Покончив с ногой, я велел найти несколько перин и постелить их в дорожной коляске, чтобы князя не растрясло в дороге.
После этого мы повезли Багратиона в Можайск. В дороге у раненого были жар, бессонница, «колючие боли в ране беспрестанно мучили» его.
– Надеетесь ли вы скоро поставить меня на ноги? – спрашивал он, то меня, то Говорова.
– Ничего определенного сказать не могу, так, как настоящее состояние раны до конца мне еще не совсем известно. – отвечал доктор.
– Ну, а что скажите вы? – поворачивал князь голову ко мне.
– Мне состояние раны известно и я уверен, что все у нас с вами будет распрекрасно, – приободрял я раненного, хотя в благоприятном исходе лечения, разумеется, уверен не был.
* * *Уже по дороге на Можайск нас настигло известие, что потеряна батарея Раевского, а наша гвардейская кавалерия отчаянно контратакует противника. Картина между Бородином и Можайском была грустной. Скакала в несколько рядов по большой дороге на лошадях, покрытых пылью и пеной артиллерия. Следом за ней почти бежали пехотные колонны. Тысячи солдат с изнуренными и окровавленными лицами искали свои полки. Кавалеристы еле держались на седлах. Обозы и повозки с ранеными, теснясь, медленно двигались в сторону Москвы. Небо было серо, накрапывал противный редкий дождь.
– Это земля русская плачем по сынам своим! – не удержался я.
Поворотив голову в мою сторону, князь внимательно посмотрел, но ничего не сказал.

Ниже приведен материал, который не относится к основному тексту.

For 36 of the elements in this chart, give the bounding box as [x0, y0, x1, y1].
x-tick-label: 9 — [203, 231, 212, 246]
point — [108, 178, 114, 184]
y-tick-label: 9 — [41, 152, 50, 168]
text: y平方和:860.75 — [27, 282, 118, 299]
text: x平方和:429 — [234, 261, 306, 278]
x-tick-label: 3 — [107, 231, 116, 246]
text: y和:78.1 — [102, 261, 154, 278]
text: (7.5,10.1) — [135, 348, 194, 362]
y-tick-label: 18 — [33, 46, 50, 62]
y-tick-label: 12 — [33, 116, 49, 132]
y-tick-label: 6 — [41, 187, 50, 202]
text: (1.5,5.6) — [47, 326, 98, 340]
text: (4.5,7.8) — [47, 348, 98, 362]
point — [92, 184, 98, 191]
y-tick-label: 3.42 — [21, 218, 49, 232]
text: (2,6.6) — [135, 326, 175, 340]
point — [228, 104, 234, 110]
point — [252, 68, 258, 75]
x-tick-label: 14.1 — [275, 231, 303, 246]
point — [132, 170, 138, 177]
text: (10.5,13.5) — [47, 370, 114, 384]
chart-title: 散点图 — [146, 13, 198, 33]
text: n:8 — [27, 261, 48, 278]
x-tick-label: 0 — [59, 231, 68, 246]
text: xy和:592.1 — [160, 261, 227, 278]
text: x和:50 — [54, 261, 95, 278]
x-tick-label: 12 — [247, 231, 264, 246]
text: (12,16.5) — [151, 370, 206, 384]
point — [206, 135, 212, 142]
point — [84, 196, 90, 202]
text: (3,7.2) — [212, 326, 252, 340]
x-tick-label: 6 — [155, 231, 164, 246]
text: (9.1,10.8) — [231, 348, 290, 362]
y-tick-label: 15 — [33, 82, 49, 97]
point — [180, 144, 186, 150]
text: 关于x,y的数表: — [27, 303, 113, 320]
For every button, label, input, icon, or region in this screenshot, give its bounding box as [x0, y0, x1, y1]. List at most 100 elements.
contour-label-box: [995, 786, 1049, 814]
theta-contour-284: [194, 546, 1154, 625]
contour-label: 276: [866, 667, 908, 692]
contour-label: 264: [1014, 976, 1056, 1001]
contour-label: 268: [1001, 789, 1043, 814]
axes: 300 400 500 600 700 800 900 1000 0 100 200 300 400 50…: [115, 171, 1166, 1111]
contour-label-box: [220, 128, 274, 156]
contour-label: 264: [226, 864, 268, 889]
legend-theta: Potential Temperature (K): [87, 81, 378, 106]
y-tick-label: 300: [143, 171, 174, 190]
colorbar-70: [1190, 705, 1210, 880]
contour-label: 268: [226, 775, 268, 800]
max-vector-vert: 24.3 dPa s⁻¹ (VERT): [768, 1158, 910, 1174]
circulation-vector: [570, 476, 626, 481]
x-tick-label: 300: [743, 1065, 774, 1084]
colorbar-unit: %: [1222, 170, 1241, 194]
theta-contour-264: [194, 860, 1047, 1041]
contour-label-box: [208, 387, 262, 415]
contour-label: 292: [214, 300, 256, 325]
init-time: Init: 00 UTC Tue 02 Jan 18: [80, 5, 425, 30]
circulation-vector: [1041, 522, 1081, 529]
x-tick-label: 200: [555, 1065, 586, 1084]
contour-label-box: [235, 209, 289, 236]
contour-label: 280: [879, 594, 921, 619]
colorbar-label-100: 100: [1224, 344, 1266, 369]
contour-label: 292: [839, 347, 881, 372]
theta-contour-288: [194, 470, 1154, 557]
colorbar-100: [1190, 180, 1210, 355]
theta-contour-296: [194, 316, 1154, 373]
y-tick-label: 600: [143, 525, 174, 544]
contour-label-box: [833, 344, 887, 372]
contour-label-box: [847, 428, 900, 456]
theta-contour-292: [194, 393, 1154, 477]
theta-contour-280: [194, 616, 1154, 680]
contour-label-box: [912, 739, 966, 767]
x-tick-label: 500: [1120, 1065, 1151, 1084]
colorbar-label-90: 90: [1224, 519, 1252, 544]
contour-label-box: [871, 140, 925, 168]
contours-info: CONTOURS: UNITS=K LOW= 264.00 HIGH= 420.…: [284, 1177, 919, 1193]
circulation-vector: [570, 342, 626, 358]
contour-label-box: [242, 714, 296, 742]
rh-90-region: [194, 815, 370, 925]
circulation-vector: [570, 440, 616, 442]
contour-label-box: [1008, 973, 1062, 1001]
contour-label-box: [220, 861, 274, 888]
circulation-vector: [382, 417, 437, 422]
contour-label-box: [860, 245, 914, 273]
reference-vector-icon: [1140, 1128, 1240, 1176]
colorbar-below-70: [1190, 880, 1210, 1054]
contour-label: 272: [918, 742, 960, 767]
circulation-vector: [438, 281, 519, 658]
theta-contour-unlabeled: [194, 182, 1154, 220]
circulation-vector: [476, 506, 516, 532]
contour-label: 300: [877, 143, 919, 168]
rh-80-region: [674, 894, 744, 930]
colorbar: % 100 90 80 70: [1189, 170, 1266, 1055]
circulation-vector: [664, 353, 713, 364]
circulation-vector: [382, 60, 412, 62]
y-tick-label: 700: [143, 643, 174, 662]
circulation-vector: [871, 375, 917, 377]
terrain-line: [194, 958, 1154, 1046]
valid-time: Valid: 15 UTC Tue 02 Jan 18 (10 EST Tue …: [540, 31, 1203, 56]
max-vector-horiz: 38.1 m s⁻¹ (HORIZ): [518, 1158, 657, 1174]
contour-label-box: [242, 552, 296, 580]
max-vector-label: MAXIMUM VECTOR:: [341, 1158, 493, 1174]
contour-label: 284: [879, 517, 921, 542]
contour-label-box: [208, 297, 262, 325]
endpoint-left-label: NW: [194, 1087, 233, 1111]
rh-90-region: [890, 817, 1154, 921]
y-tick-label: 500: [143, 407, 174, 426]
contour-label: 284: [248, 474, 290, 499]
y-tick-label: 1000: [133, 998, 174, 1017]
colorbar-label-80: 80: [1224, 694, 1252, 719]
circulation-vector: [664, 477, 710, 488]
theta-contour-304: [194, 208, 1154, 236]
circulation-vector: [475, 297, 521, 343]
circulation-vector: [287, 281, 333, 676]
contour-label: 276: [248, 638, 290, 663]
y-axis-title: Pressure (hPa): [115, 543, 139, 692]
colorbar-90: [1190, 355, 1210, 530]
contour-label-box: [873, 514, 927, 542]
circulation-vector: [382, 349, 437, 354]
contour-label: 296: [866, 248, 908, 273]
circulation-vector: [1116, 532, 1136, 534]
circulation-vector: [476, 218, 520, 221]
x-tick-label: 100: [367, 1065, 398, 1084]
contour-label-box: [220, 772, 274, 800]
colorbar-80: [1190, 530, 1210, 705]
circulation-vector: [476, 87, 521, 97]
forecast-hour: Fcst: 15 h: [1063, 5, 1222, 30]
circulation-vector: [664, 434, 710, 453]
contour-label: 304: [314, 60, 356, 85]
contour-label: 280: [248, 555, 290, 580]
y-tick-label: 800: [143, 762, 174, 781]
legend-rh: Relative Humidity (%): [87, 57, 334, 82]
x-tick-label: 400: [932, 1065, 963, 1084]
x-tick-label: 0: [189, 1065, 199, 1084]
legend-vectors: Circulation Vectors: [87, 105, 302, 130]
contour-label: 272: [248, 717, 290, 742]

В Можайск мы приехали уже вечером почти в темноте. На площадях и улицах Можайска горели костры, подле них вповалку лежали раненые. Слышались крики боли, стоны, молитвы и сочный мат. Для князя отыскали более-менее приличный дом. Это оказался трактир.
Испуганный хозяин, выскочив на крыльцо, заломил руки:
– У меня все почитай под горлышко забито.
– Ничего, потеснятся!
Когда Багратиона переносили из коляски, он не стонал. Это был уже хороший признак, так как в описании состояния Багратиона указывалось, что по приезде в Можайск ему стало хуже. Это значило, что я пока все делаю правильно.
Трактирщик не врал, повсюду на кухне, на бильярде, под бильярдом лежали раненые. Их хотели убрать, но Багратион не позволил.
В Можайске перевязку Говоров провел вместе с главным врачом Второй армии Гангарто. Последний, было, попытался отстранить меня от участия в перевязке, но я мягко попросил его этого не делать, одновременно, сжав локоть рукой так, что он тут же согласился.